Without a word she went over to him, taking it in both her own.

"I don't want you to go out of my sight," he whispered, while the others thoughtfully looked the other way. "My shoulder doesn't ache when you're around," he added whimsically, knowing how clearly Betty saw through him; "but when you go away, the ache in it is--fiendish!"

"I won't go away," Betty promised, touching the bandaged shoulder gently.

"Never?" he queried eagerly, twisting around so he could see her face. "Is that a promise, Betty?"

"While your shoulder hurts," she added quickly, while the color, which did not come from the fire, flooded her face. "I--I hate to be cross with you when you're not feeling well," she added, trying to be severe, "but if you don't stop--looking at me--Allen . . . See, they're waiting to read the letter!"

"Does that mean I have to stop looking at you?" queried Allen, with a smile. "Oh, well, I'll not complain, if you'll only keep on holding my hand, Betty. I'd have a chronic bullet wound all the rest of my life--"

"Well, when the invalid and hero of the occasion is ready," Will broke in, his patience at an end, "we should be pleased to read a document, which probably will seem dull and uninteresting to him beside what he has to say--"

"Oh, Will, please don't talk so much," cried Grace. "If you don't hurry I'll be so sleepy it wouldn't bother me if Adolph Hensler turned out to be the Kaiser himself."

"Yes, speed up, old man," Roy added. "Expectation may be better than realization, but I don't believe it."

"Well," said Will, opening the letter which had not been sealed, with exasperating deliberation, "we shall see--what we shall see."

He leaned forward, regarding the paper closely in the yellow lamplight, while the others crowded eagerly about him.

"Well--what-do-you-know-about-that!" he said slowly, pushing the paper from him disgustedly. "All in code--and a code that will need an ex-pert to figure it out. Gee, that's a mean trick, that is!"

Frank picked up the paper and pored over it for a moment, while the rest watched him anxiously.

"Yes, that's a stiff one," he said at last. "I guess there's no use in our wasting time over it."

"It proves one thing anyway," put in Allen, from his corner. "The paper is important, and our friend to-night is undoubtedly what we thought he was."

"Much good that does us," said Will, morosely folding the paper and stuffing it carefully into his pocket. "Of course, it's better than nothing, and we'll get it into official hands just as soon as we can; but we certainly ought to have caught that rascal."

"Say!" exclaimed Roy suddenly, his eyes gleaming with the light of adventure, "maybe it isn't too late yet. Unless Adolph, the spy, had a boat or swam to the nearest island, which is more than a mile away, he's still on this island somewhere. We've got our good old trusties over in the big tent, and there's a bare chance we might be able to round him up."

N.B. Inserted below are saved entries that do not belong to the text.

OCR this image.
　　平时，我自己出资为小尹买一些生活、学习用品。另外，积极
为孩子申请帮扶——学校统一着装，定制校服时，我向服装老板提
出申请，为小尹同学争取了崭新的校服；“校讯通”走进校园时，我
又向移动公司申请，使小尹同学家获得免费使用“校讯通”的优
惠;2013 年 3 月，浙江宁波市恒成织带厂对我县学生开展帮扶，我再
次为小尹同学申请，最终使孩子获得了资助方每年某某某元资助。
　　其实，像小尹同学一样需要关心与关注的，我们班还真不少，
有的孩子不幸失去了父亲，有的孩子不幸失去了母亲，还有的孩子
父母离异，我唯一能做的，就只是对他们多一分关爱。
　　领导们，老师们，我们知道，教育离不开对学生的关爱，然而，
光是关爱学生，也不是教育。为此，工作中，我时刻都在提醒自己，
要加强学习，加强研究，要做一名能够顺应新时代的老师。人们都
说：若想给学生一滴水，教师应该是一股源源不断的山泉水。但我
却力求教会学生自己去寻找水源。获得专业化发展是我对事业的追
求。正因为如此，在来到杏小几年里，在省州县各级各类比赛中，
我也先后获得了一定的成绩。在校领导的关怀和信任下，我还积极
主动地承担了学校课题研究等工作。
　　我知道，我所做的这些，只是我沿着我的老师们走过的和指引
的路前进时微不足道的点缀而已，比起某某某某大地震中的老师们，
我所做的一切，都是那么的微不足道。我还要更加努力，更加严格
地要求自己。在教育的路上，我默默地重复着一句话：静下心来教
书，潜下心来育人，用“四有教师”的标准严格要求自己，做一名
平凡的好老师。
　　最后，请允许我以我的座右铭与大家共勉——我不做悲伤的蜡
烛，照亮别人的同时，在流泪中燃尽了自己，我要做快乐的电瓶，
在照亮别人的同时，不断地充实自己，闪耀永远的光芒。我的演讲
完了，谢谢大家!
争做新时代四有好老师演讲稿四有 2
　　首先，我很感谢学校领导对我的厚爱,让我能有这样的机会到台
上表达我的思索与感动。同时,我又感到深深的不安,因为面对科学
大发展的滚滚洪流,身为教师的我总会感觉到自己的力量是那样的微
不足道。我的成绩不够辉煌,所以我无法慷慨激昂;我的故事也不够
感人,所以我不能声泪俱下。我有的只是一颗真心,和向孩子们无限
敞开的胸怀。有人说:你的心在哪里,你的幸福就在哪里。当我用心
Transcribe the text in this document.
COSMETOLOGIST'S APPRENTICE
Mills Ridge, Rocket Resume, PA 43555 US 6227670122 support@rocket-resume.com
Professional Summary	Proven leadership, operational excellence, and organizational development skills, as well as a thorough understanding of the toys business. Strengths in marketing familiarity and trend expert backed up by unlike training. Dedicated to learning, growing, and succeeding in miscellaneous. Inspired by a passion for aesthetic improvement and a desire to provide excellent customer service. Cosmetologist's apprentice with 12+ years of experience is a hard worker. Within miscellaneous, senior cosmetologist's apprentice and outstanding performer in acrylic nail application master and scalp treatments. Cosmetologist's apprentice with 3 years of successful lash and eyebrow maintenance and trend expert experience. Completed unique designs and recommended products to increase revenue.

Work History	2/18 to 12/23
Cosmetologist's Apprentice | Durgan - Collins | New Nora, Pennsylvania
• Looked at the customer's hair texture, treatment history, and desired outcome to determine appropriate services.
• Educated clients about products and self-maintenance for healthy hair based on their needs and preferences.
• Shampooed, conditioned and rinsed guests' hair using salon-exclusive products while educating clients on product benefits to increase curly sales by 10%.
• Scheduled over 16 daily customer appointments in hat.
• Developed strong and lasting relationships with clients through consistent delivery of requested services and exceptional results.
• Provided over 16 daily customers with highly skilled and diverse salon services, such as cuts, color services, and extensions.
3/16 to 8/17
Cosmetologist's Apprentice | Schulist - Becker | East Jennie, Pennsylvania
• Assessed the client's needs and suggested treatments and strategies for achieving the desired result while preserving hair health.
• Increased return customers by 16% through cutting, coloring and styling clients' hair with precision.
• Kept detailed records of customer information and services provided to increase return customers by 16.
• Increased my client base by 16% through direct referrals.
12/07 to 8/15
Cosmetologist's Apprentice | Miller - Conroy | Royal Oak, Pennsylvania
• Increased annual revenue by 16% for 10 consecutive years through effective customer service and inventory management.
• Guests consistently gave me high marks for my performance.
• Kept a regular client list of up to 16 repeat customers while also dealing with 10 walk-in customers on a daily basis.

"No, you don't!" said Grace decidedly, while all the girls looked startled. "You're going to use your guns to keep that man away from here. Do you suppose we're going to lie awake all night listening for shots?"

"Oh, all right," said Roy, "I'm properly squelched."

"Let's go to bed," yawned Grace, "I'm dying by inches. And, oh, Mollie, dear, don't forget to bring the candy box!"

Half an hour later the lights in the little cottage were out and the boys, all except Allen, who had been made as comfortable as possible in the house, were taking turns at standing guard outside.

Despite the quiet beauty and peace of the night, the girls found it almost impossible to sleep. They tossed and dozed, and waked and dozed again until, toward daylight, they fell into a restless, uneasy sleep.